“When I walk around my Michigan hotel lobby, I bump into friends from California working on other projects.”
Eight months after California lawmakers passed a five-year, $500 million entertainment industry tax credit, production companies have exhausted the first year’s allocation of $100 million and are now drawing from the second.
Gov. Arnold Schwarzenegger said this week that 50 projects have been approved for the program to date.
“I’m thrilled by the early success of our program,” the governor said.
That’s the good news.
The bad news is that California continues to lose scores of projects to states with more generous incentives.
“More pictures would stay here in California if more money was available for tax credits,” said Jeff Begun, founder of the Incentives Office, a Santa Monica company that navigates incentive programs for production companies.
California’s new program includes a 20 percent tax credit for film projects and a 25 percent tax credit for television series. A minimum of $10 million is available each year for independent films.
Schwarzenegger said 36 film and TV productions are set to shoot during the last quarter of this year as a direct result of the program.
Still, California is not as aggressive as other states.
Citing data from 2008, a report by the Motion Picture Association of America said 40 states have found movie and television production beneficial enough to their economies that they have enacted specific incentives to increase production.
Production in at least half the states was higher in 2008 than 2007, the report said.
California and 15 other states offer refundable income tax credits, according to the latest update by Entertainment Partners, a Burbank-based production management company. Another 16 states offer rebates, 11 offer transferable income tax credits, Delaware has a loan program and Texas offers grants.
Michigan and New Mexico are now among the most active states competing for production, along with Massachusetts and Louisiana, said Begun. The Canadian cities of Toronto and Vancouver have been production magnets for decades, in part because in Canada, production companies can get tax credit refunds from the federal and provincial governments.
Only two states seem to be struggling with the issue. Pennsylvania enacted a tax credit in 2007, capped at $75 million, that is now being reduced to $42 million. Iowa has a different problem: Its incentive program was suspended while a criminal investigation determines whether tax credits were applied illegally.

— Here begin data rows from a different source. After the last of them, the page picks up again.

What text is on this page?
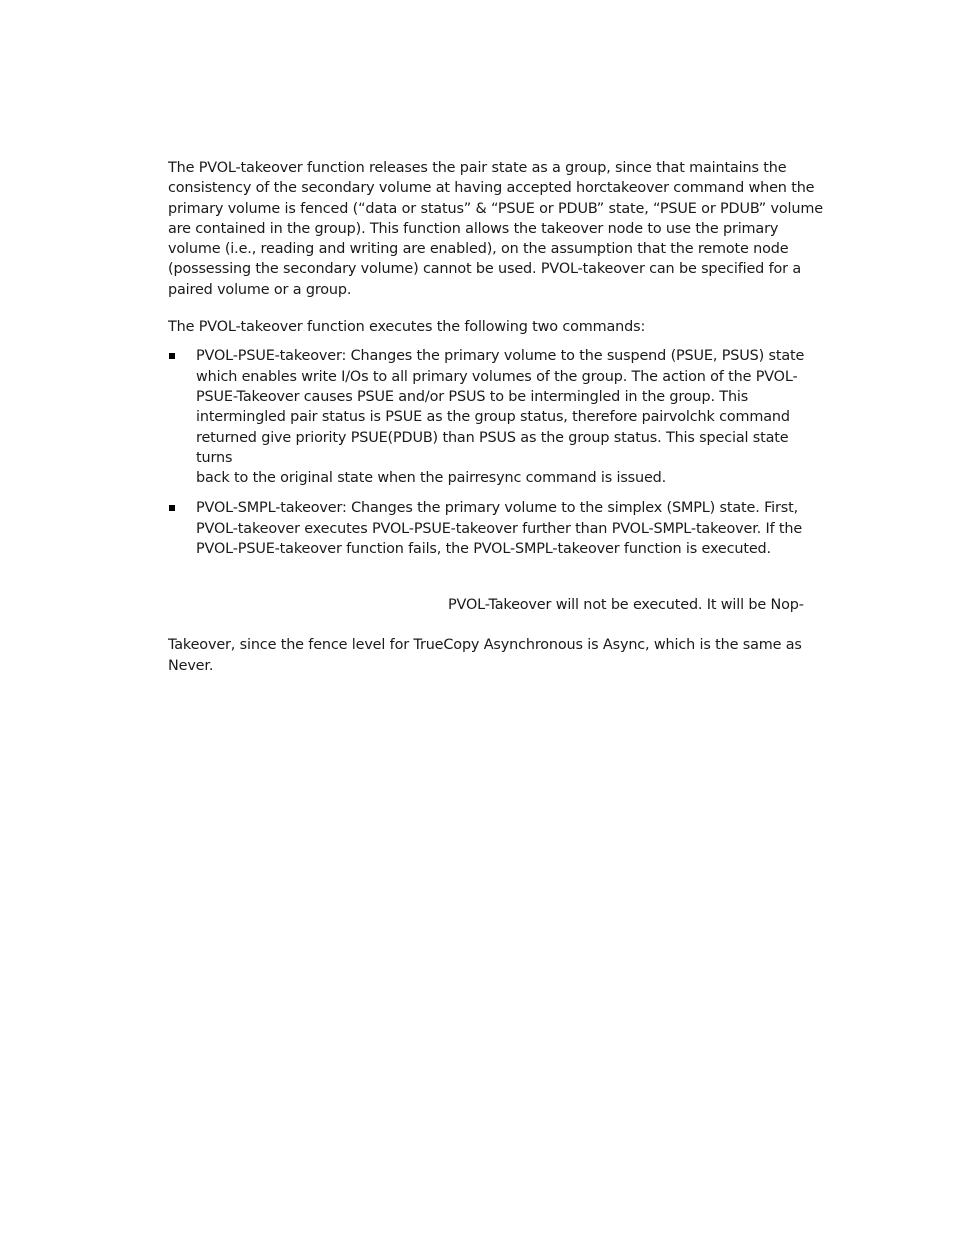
The PVOL-takeover function releases the pair state as a group, since that maintains the
consistency of the secondary volume at having accepted horctakeover command when the
primary volume is fenced (“data or status” & “PSUE or PDUB” state, “PSUE or PDUB” volume
are contained in the group). This function allows the takeover node to use the primary
volume (i.e., reading and writing are enabled), on the assumption that the remote node
(possessing the secondary volume) cannot be used. PVOL-takeover can be specified for a
paired volume or a group.

The PVOL-takeover function executes the following two commands:

PVOL-PSUE-takeover: Changes the primary volume to the suspend (PSUE, PSUS) state
which enables write I/Os to all primary volumes of the group. The action of the PVOL-
PSUE-Takeover causes PSUE and/or PSUS to be intermingled in the group. This
intermingled pair status is PSUE as the group status, therefore pairvolchk command
returned give priority PSUE(PDUB) than PSUS as the group status. This special state turns
back to the original state when the pairresync command is issued.

PVOL-SMPL-takeover: Changes the primary volume to the simplex (SMPL) state. First,
PVOL-takeover executes PVOL-PSUE-takeover further than PVOL-SMPL-takeover. If the
PVOL-PSUE-takeover function fails, the PVOL-SMPL-takeover function is executed.

PVOL-Takeover will not be executed. It will be Nop-

Takeover, since the fence level for TrueCopy Asynchronous is Async, which is the same as
Never.
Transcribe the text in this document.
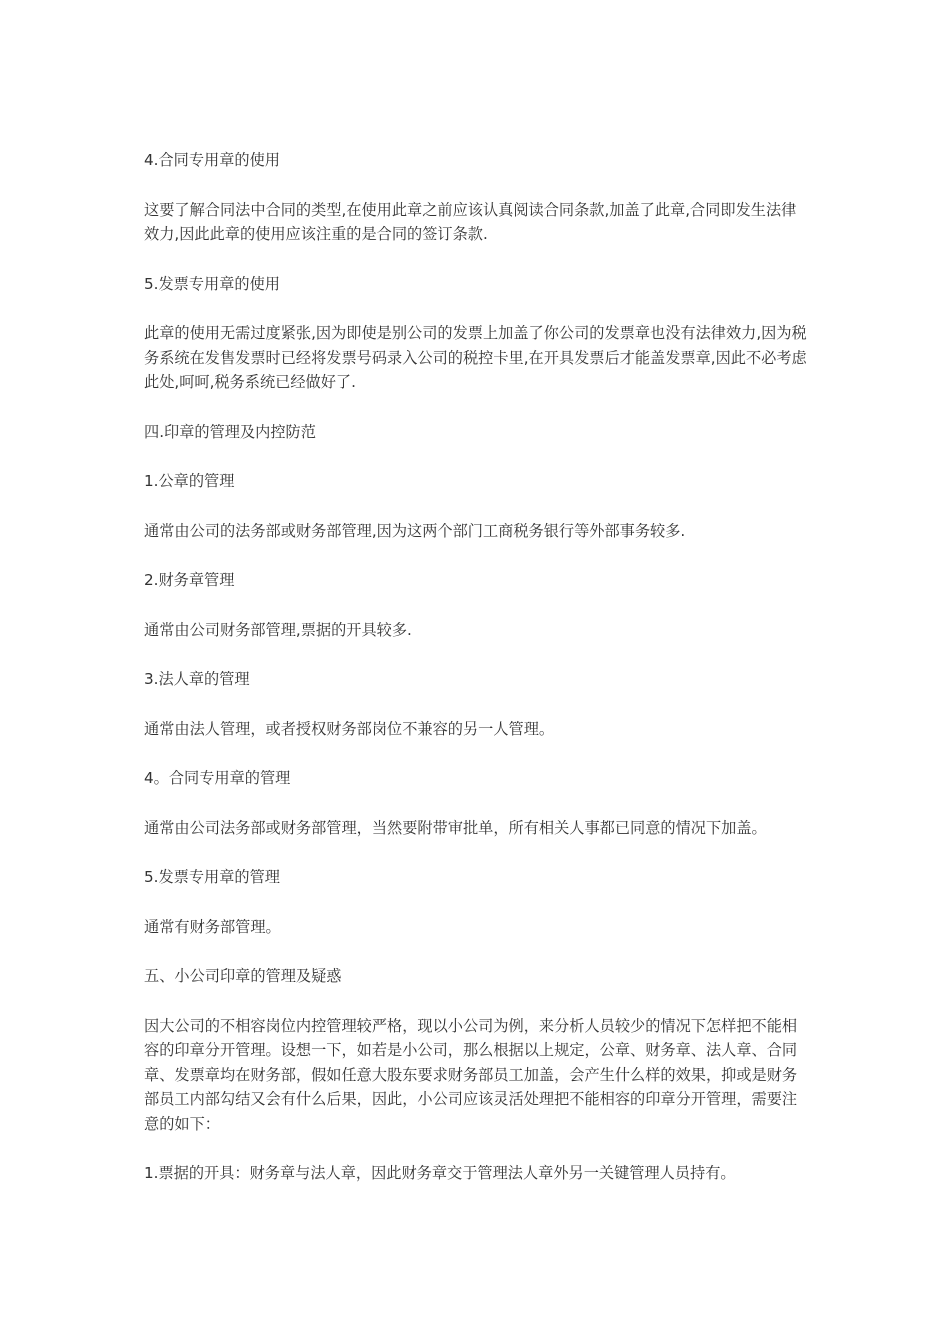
4.合同专用章的使用

这要了解合同法中合同的类型,在使用此章之前应该认真阅读合同条款,加盖了此章,合同即发生法律效力,因此此章的使用应该注重的是合同的签订条款.

5.发票专用章的使用

此章的使用无需过度紧张,因为即使是别公司的发票上加盖了你公司的发票章也没有法律效力,因为税务系统在发售发票时已经将发票号码录入公司的税控卡里,在开具发票后才能盖发票章,因此不必考虑此处,呵呵,税务系统已经做好了.

四.印章的管理及内控防范

1.公章的管理

通常由公司的法务部或财务部管理,因为这两个部门工商税务银行等外部事务较多.

2.财务章管理

通常由公司财务部管理,票据的开具较多.

3.法人章的管理

通常由法人管理，或者授权财务部岗位不兼容的另一人管理。

4。合同专用章的管理

通常由公司法务部或财务部管理，当然要附带审批单，所有相关人事都已同意的情况下加盖。

5.发票专用章的管理

通常有财务部管理。

五、小公司印章的管理及疑惑

因大公司的不相容岗位内控管理较严格，现以小公司为例，来分析人员较少的情况下怎样把不能相容的印章分开管理。设想一下，如若是小公司，那么根据以上规定，公章、财务章、法人章、合同章、发票章均在财务部，假如任意大股东要求财务部员工加盖，会产生什么样的效果，抑或是财务部员工内部勾结又会有什么后果，因此，小公司应该灵活处理把不能相容的印章分开管理，需要注意的如下：

1.票据的开具：财务章与法人章，因此财务章交于管理法人章外另一关键管理人员持有。
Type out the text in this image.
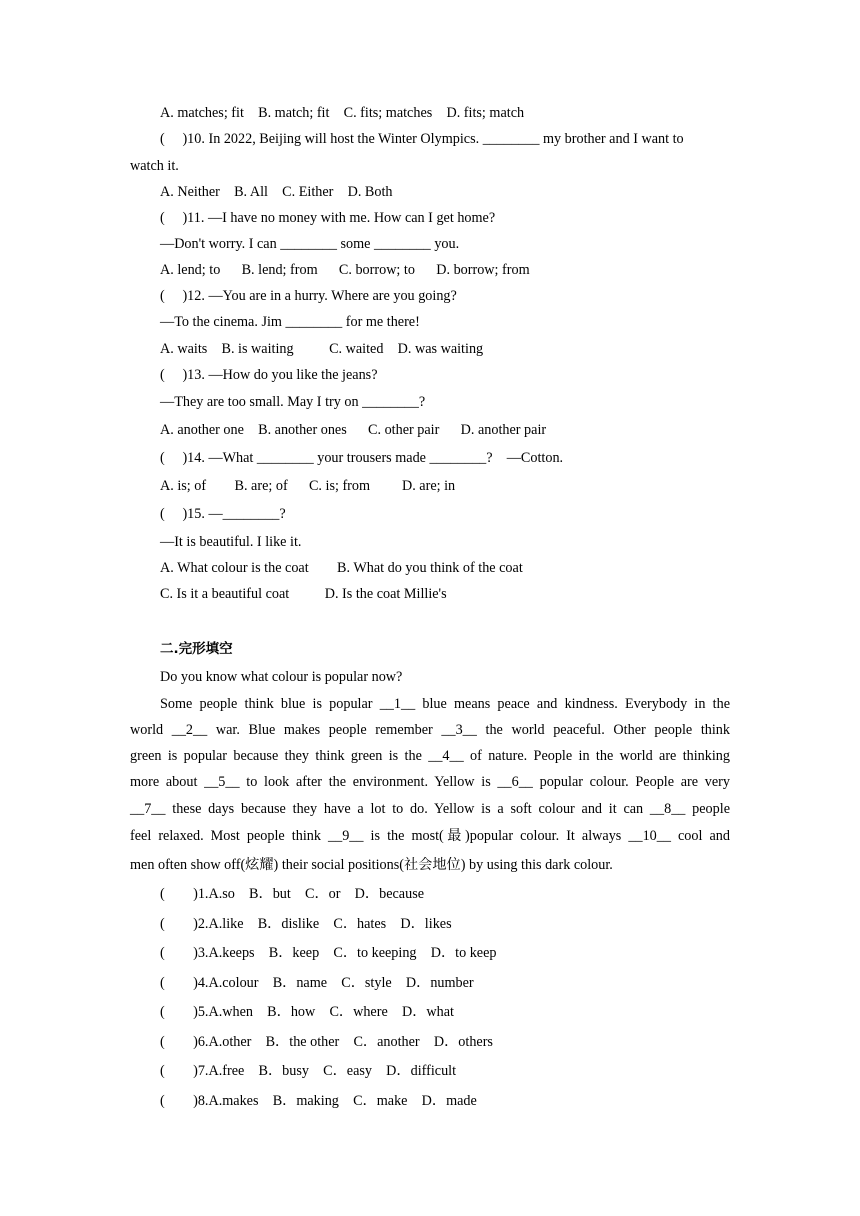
A. matches; fit    B. match; fit    C. fits; matches    D. fits; match
(     )10. In 2022, Beijing will host the Winter Olympics. ________ my brother and I want to
watch it.
A. Neither    B. All    C. Either    D. Both
(     )11. —I have no money with me. How can I get home?
—Don't worry. I can ________ some ________ you.
A. lend; to      B. lend; from      C. borrow; to      D. borrow; from
(     )12. —You are in a hurry. Where are you going?
—To the cinema. Jim ________ for me there!
A. waits    B. is waiting          C. waited    D. was waiting
(     )13. —How do you like the jeans?
—They are too small. May I try on ________?
A. another one    B. another ones      C. other pair      D. another pair
(     )14. —What ________ your trousers made ________?    —Cotton.
A. is; of        B. are; of      C. is; from         D. are; in
(     )15. —________?
—It is beautiful. I like it.
A. What colour is the coat        B. What do you think of the coat
C. Is it a beautiful coat          D. Is the coat Millie's
二.完形填空
Do you know what colour is popular now?
Some people think blue is popular __1__ blue means peace and kindness. Everybody in the
world __2__ war. Blue makes people remember __3__ the world peaceful. Other people think
green is popular because they think green is the __4__ of nature. People in the world are thinking
more about __5__ to look after the environment. Yellow is __6__ popular colour. People are very
__7__ these days because they have a lot to do. Yellow is a soft colour and it can __8__ people
feel relaxed. Most people think __9__ is the most(最)popular colour. It always __10__ cool and
men often show off(炫耀) their social positions(社会地位) by using this dark colour.
(        )1.A.so    B．but    C．or    D．because
(        )2.A.like    B．dislike    C．hates    D．likes
(        )3.A.keeps    B．keep    C．to keeping    D．to keep
(        )4.A.colour    B．name    C．style    D．number
(        )5.A.when    B．how    C．where    D．what
(        )6.A.other    B．the other    C．another    D．others
(        )7.A.free    B．busy    C．easy    D．difficult
(        )8.A.makes    B．making    C．make    D．made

“California is still behind the curve,” said Karyn McCarthy, a film production manager and producer of Drew Barrymore’s “Whip It.” The film, which had a budget under $20 million, is set in the fictitious Bodeen, Texas, but was shot almost entirely in Michigan, a “state to watch,” according to the MPAA.
McCarthy said she did comparative budgets for shooting in California, Texas, Louisiana, New Mexico and Arizona. Then in April 2008, Michigan enacted one of the most generous film production programs in the country. It provides a 40 percent rebate for all expenditures in state, including salaries. An additional 2 percent is available for shooting in any of 103 so-called “core communities.”

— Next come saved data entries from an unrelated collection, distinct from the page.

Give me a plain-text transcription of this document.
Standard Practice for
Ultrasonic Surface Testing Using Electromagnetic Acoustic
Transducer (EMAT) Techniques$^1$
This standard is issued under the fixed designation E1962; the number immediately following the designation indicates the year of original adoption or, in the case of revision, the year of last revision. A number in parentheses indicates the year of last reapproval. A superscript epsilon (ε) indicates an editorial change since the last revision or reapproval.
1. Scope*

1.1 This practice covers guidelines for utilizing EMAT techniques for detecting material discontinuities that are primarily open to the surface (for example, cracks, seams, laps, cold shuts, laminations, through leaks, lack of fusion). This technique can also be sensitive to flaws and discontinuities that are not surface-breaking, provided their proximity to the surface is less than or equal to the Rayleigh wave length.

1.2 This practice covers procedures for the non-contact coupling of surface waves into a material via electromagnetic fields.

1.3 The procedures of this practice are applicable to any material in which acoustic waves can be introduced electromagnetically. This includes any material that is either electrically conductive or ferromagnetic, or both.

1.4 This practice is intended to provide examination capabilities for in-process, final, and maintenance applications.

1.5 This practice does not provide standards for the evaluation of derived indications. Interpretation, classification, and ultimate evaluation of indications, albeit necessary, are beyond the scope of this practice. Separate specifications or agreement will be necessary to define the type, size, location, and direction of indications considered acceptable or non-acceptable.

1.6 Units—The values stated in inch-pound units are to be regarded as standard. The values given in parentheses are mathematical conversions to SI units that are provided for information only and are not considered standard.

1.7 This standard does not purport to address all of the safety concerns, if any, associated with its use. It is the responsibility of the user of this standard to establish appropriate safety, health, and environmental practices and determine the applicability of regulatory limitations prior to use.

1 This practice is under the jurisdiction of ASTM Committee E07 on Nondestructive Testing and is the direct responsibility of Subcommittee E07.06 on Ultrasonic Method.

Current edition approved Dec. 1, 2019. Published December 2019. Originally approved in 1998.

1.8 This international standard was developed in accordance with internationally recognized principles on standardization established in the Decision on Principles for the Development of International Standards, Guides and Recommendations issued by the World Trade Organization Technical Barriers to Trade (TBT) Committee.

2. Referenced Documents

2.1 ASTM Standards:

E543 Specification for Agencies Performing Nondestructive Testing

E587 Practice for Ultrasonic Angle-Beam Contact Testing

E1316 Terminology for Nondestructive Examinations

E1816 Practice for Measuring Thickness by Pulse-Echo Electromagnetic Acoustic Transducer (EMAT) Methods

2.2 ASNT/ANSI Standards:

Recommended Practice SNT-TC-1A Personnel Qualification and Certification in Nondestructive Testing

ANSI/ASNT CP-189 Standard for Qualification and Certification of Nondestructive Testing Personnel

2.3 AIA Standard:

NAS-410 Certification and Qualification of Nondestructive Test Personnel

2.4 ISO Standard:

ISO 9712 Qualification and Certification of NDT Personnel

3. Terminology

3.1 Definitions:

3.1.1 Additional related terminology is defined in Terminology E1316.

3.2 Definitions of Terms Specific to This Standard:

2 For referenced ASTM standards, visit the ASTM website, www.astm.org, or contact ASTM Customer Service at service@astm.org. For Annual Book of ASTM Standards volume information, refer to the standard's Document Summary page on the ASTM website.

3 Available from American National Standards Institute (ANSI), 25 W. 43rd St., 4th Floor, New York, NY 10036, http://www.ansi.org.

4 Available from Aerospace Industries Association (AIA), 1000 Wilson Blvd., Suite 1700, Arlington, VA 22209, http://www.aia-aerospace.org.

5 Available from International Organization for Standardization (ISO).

“Whip It” was shot in three of them: Detroit, Ypsilanti and areas of Saginaw County.
“So many things are being shot here,” McCarthy said, “when I walk around the hotel lobby, I bump into friends from California working on other projects.”
Over the last eight months of 2008, when Michigan offered the new incentives, production companies made 35 films there and spent $125 million, about $40 million of which was returned to the companies, said Michael Shore, a spokesman for the Michigan Economic Development Corporation. For all of 2007, he said, three films were shot in state and companies spent $2 million.
“We’re looking to create an industry here,” he said, adding that Hollywood-based Raleigh Studios is one of three L.A.-area companies planning to build permanent production facilities in Michigan.
New Mexico, another “state to watch,” is also drawing away projects by building an in-state film industry, said Mark Burton, president of production for IndieVest, an L.A.-based independent film studio and financing company. His company recently shot “Saint John of Las Vegas,” with a cast that includes Steve Buscemi and Sarah Silverman, almost entirely in New Mexico.
“They’re being very smart about how they’re structuring it,” Burton said. “They’re doing it very, very efficiently, and they’re very, very friendly for production companies.”
California has the additional burden of trying to boost the industry during the state’s worst economic conditions in generations.
“Unfortunately, California is in a very tough spot,” said Burton. “You look at the issues we have, cutting services in health care and education, and it’s just devastating. There is a need to hold onto our core industries, but there’s only so much the state can do.”